Our Investment Philosophy - Absolute Return Investing
Traditional investment portfolios seek returns by investing in asset classes such as equities, fixed income or real estate, or combinations of these. While these asset classes have generally produced positive returns over the long term, short-term performance can be volatile, giving investors a worrisome and uncertain investment journey.
By contrast, absolute return portfolios seek to make positive returns irrespective of the market conditions. This helps to smooth investment returns, while also improving the portfolio’s return potential. To make this possible, absolute return portfolios typically invest across a wide range of asset classes and geographies in order to spread portfolio risk.
Foundry prefers offers to use predominately absolute return managers in client portfolios, all of which follow our multi-asset investment process with similar investment philosophy.
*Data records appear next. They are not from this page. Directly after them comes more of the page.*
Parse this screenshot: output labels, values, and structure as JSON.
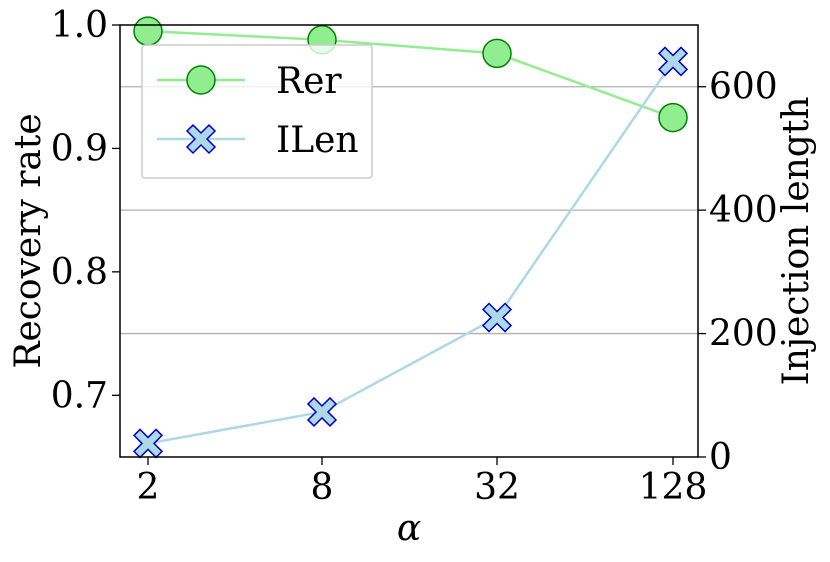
{
  "chart_data": {
    "type": "line",
    "title": "",
    "categories": [
      "2",
      "8",
      "32",
      "128"
    ],
    "xlabel": "α",
    "ylabel_left": "Recovery rate",
    "ylabel_right": "Injection length",
    "ylim_left": [
      0.65,
      1.0
    ],
    "ylim_right": [
      0,
      700
    ],
    "yticks_left": [
      "0.7",
      "0.8",
      "0.9",
      "1.0"
    ],
    "yticks_right": [
      "0",
      "200",
      "400",
      "600"
    ],
    "grid": "horizontal (right axis)",
    "legend_position": "top-left",
    "series": [
      {
        "name": "Rer",
        "axis": "left",
        "marker": "circle",
        "color": "#90ee90",
        "edge_color": "#008000",
        "values": [
          0.995,
          0.988,
          0.977,
          0.925
        ]
      },
      {
        "name": "ILen",
        "axis": "right",
        "marker": "x",
        "color": "#add8e6",
        "edge_color": "#0000cd",
        "values": [
          22,
          73,
          226,
          641
        ]
      }
    ]
  }
}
Each underlying manager will have a different investment universe and distinct performance .
While absolute-return strategies admittedly tend to temporarily underperform in strong bull markets, their management of downside risk enables constant, steady returns over the long run and therefore assist clients in their financial objectives by constantly producing positive compound returns, without the volatility associated in traditional portfolios.
We divide the portfolio into four primary asset classes: equities, fixed income, alternatives, and cash.
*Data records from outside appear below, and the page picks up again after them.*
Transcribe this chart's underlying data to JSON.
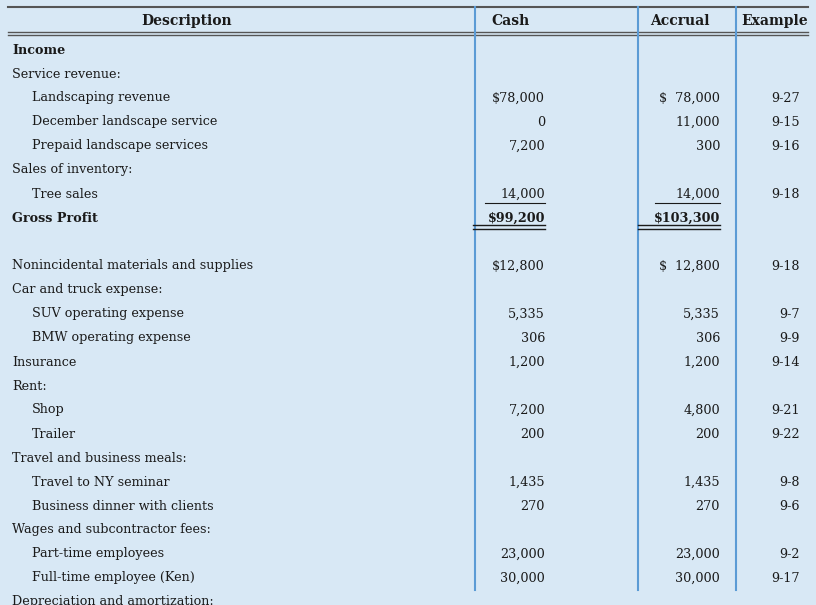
{
  "background_color": "#d8e8f5",
  "col_divider_color": "#5b9bd5",
  "text_color": "#1a1a1a",
  "header_line_color": "#555555",
  "header_fontsize": 10.0,
  "body_fontsize": 9.2,
  "rows": [
    {
      "desc": "Income",
      "cash": "",
      "accrual": "",
      "example": "",
      "bold": true,
      "indent": 0
    },
    {
      "desc": "Service revenue:",
      "cash": "",
      "accrual": "",
      "example": "",
      "bold": false,
      "indent": 0
    },
    {
      "desc": "Landscaping revenue",
      "cash": "$78,000",
      "accrual": "$  78,000",
      "example": "9-27",
      "bold": false,
      "indent": 1
    },
    {
      "desc": "December landscape service",
      "cash": "0",
      "accrual": "11,000",
      "example": "9-15",
      "bold": false,
      "indent": 1
    },
    {
      "desc": "Prepaid landscape services",
      "cash": "7,200",
      "accrual": "300",
      "example": "9-16",
      "bold": false,
      "indent": 1
    },
    {
      "desc": "Sales of inventory:",
      "cash": "",
      "accrual": "",
      "example": "",
      "bold": false,
      "indent": 0
    },
    {
      "desc": "Tree sales",
      "cash": "14,000",
      "accrual": "14,000",
      "example": "9-18",
      "bold": false,
      "indent": 1,
      "underline_cash": true,
      "underline_accrual": true
    },
    {
      "desc": "Gross Profit",
      "cash": "$99,200",
      "accrual": "$103,300",
      "example": "",
      "bold": true,
      "indent": 0,
      "double_underline_cash": true,
      "double_underline_accrual": true
    },
    {
      "desc": "",
      "cash": "",
      "accrual": "",
      "example": "",
      "bold": false,
      "indent": 0,
      "spacer": true
    },
    {
      "desc": "Nonincidental materials and supplies",
      "cash": "$12,800",
      "accrual": "$  12,800",
      "example": "9-18",
      "bold": false,
      "indent": 0
    },
    {
      "desc": "Car and truck expense:",
      "cash": "",
      "accrual": "",
      "example": "",
      "bold": false,
      "indent": 0
    },
    {
      "desc": "SUV operating expense",
      "cash": "5,335",
      "accrual": "5,335",
      "example": "9-7",
      "bold": false,
      "indent": 1
    },
    {
      "desc": "BMW operating expense",
      "cash": "306",
      "accrual": "306",
      "example": "9-9",
      "bold": false,
      "indent": 1
    },
    {
      "desc": "Insurance",
      "cash": "1,200",
      "accrual": "1,200",
      "example": "9-14",
      "bold": false,
      "indent": 0
    },
    {
      "desc": "Rent:",
      "cash": "",
      "accrual": "",
      "example": "",
      "bold": false,
      "indent": 0
    },
    {
      "desc": "Shop",
      "cash": "7,200",
      "accrual": "4,800",
      "example": "9-21",
      "bold": false,
      "indent": 1
    },
    {
      "desc": "Trailer",
      "cash": "200",
      "accrual": "200",
      "example": "9-22",
      "bold": false,
      "indent": 1
    },
    {
      "desc": "Travel and business meals:",
      "cash": "",
      "accrual": "",
      "example": "",
      "bold": false,
      "indent": 0
    },
    {
      "desc": "Travel to NY seminar",
      "cash": "1,435",
      "accrual": "1,435",
      "example": "9-8",
      "bold": false,
      "indent": 1
    },
    {
      "desc": "Business dinner with clients",
      "cash": "270",
      "accrual": "270",
      "example": "9-6",
      "bold": false,
      "indent": 1
    },
    {
      "desc": "Wages and subcontractor fees:",
      "cash": "",
      "accrual": "",
      "example": "",
      "bold": false,
      "indent": 0
    },
    {
      "desc": "Part-time employees",
      "cash": "23,000",
      "accrual": "23,000",
      "example": "9-2",
      "bold": false,
      "indent": 1
    },
    {
      "desc": "Full-time employee (Ken)",
      "cash": "30,000",
      "accrual": "30,000",
      "example": "9-17",
      "bold": false,
      "indent": 1
    },
    {
      "desc": "Depreciation and amortization:",
      "cash": "",
      "accrual": "",
      "example": "",
      "bold": false,
      "indent": 0
    }
  ]
}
Equities (shares) are your growth engine, linked as they are to the growth of the economy, fixed income provide stable income and diversification, cash is your emergency backstop and gives flexibility, while alternatives include other assets that can play a part in keeping you safe, and including gold and property.
We move funds between these four categories depending on who you are and what type of market we are facing.
Who you are and where you are going forms the basis of the portfolio we will build for you.
There are three broad categories of Foundry portfolios: Cautious, Blend and Growth. Each is designed for a different type of client with different risk profiles.
Aggressive portfolios have a larger component of shares, and smallest amount of bonds, while conservative has the smallest component of shares and largest bonds.
We design a portfolio for you that properly reflect your risk personality and your goals, while placing you in the best position possible for the economic conditions ahead.